As noted, Holden kept plugging until his death in ’81, but from The Horse Soldiers on (or over the next 22 years) Holden only made six genuinely good films — The Wild Bunch, Wild Rovers, Breezy, Network, Fedora and S.O.B. Curtis had no luck at all after The Boston Strangler.
Burt Lancaster‘s career was different in that he was always a long player. His commercial hot streak of the late ’40s to mid ’50s (westerns or action-swashbuckler films mixed with two or three dramas) happened between his late 30s and mid 40s, but except for his 1950s peak achievement of From Here To Eternity (i.e., Sgt. Milt Warden) along with The Rose Tattoo and The Rainmaker, he was more into commercial bounties.
Then came a prestige-drama-mixed-with-action period — 12 or so years, 1957 to 1969, between his mid 40s and mid 50s — that turned into Lancaster’s greatest run. Oh, the glories of Sweet Smell of Success, Run Silent, Run Deep, Separate Tables, The Devil’s Disciple, The Unforgiven, Elmer Gantry, The Young Savages, Judgment at Nuremberg, Birdman of Alcatraz, A Child Is Waiting, The Leopard, Seven Days in May, The Train, The Hallelujah Trail, The Professionals, The Swimmer, Castle Keep and The Gypsy Moths.
In the ’70s Lancaster, entering his 60s, downshifted into mostly genre-level, mezzo-mezzo films — seemingly a getting-older, wind-down cycle.

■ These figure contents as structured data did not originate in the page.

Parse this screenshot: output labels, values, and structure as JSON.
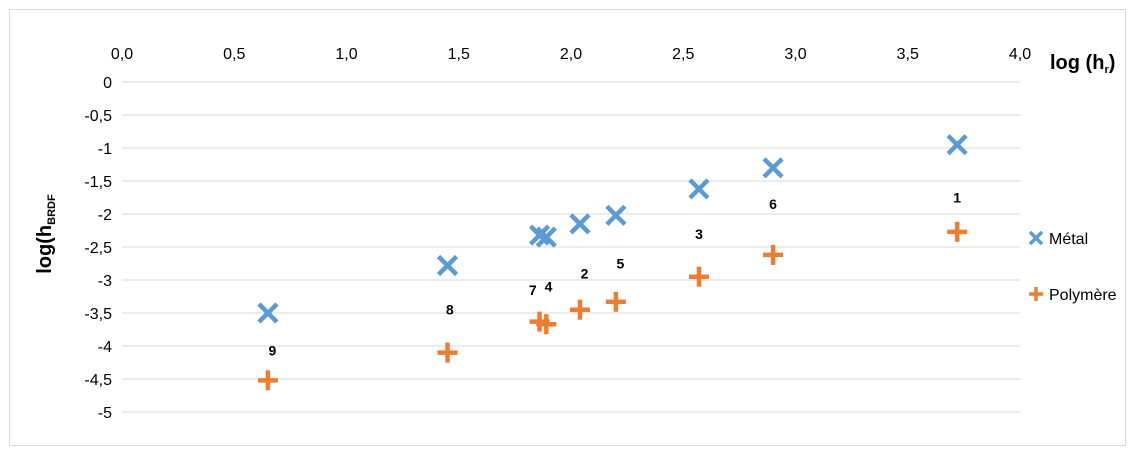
{
  "chart_data": {
    "type": "scatter",
    "xlabel": "log (h",
    "xlabel_sub": "r",
    "xlabel_end": ")",
    "ylabel": "log(h",
    "ylabel_sub": "BRDF",
    "xlim": [
      0,
      4
    ],
    "ylim": [
      -5,
      0
    ],
    "x_ticks": [
      "0,0",
      "0,5",
      "1,0",
      "1,5",
      "2,0",
      "2,5",
      "3,0",
      "3,5",
      "4,0"
    ],
    "y_ticks": [
      "0",
      "-0,5",
      "-1",
      "-1,5",
      "-2",
      "-2,5",
      "-3",
      "-3,5",
      "-4",
      "-4,5",
      "-5"
    ],
    "x_axis_position": "top",
    "grid": "horizontal",
    "legend_position": "right",
    "series": [
      {
        "name": "Métal",
        "marker": "x",
        "color": "#5b9bd5",
        "x": [
          3.72,
          2.04,
          2.57,
          1.89,
          2.2,
          2.9,
          1.86,
          1.45,
          0.65
        ],
        "y": [
          -0.95,
          -2.15,
          -1.62,
          -2.35,
          -2.02,
          -1.3,
          -2.32,
          -2.78,
          -3.5
        ]
      },
      {
        "name": "Polymère",
        "marker": "plus",
        "color": "#ed7d31",
        "x": [
          3.72,
          2.04,
          2.57,
          1.89,
          2.2,
          2.9,
          1.86,
          1.45,
          0.65
        ],
        "y": [
          -2.27,
          -3.45,
          -2.95,
          -3.67,
          -3.33,
          -2.62,
          -3.63,
          -4.1,
          -4.52
        ]
      }
    ],
    "point_labels": [
      {
        "text": "1",
        "x": 3.72,
        "y": -1.75
      },
      {
        "text": "2",
        "x": 2.06,
        "y": -2.9
      },
      {
        "text": "3",
        "x": 2.57,
        "y": -2.3
      },
      {
        "text": "4",
        "x": 1.9,
        "y": -3.1
      },
      {
        "text": "5",
        "x": 2.22,
        "y": -2.75
      },
      {
        "text": "6",
        "x": 2.9,
        "y": -1.85
      },
      {
        "text": "7",
        "x": 1.83,
        "y": -3.15
      },
      {
        "text": "8",
        "x": 1.46,
        "y": -3.45
      },
      {
        "text": "9",
        "x": 0.67,
        "y": -4.07
      }
    ]
  }
}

The highlights were Robert Aldrich‘s Ulzana’s Raid, Luchino Visconti‘s Conversation Piece and Bernardo Bertolucci‘s 1900.
Then came the ’80s and a resurgence with three great performances in three commendable films — aging wise guy and Lothario Lou Pascal in Louis Malle‘s Atlantic City, oil tycoon Felix Happer in Local Hero (’82) and the kindly Moonlight Graham in Field of Dreams (’89).
Lancaster was not a great actor, but he was a graceful and commanding alpha-male presence, and he had a great sense of style, and he knew how to sell it. What was his greatest performance? I’m torn between From Here To Eternity, Elmer Gantry, The Swimmer and Atlantic City (“Boy, that was some ocean”).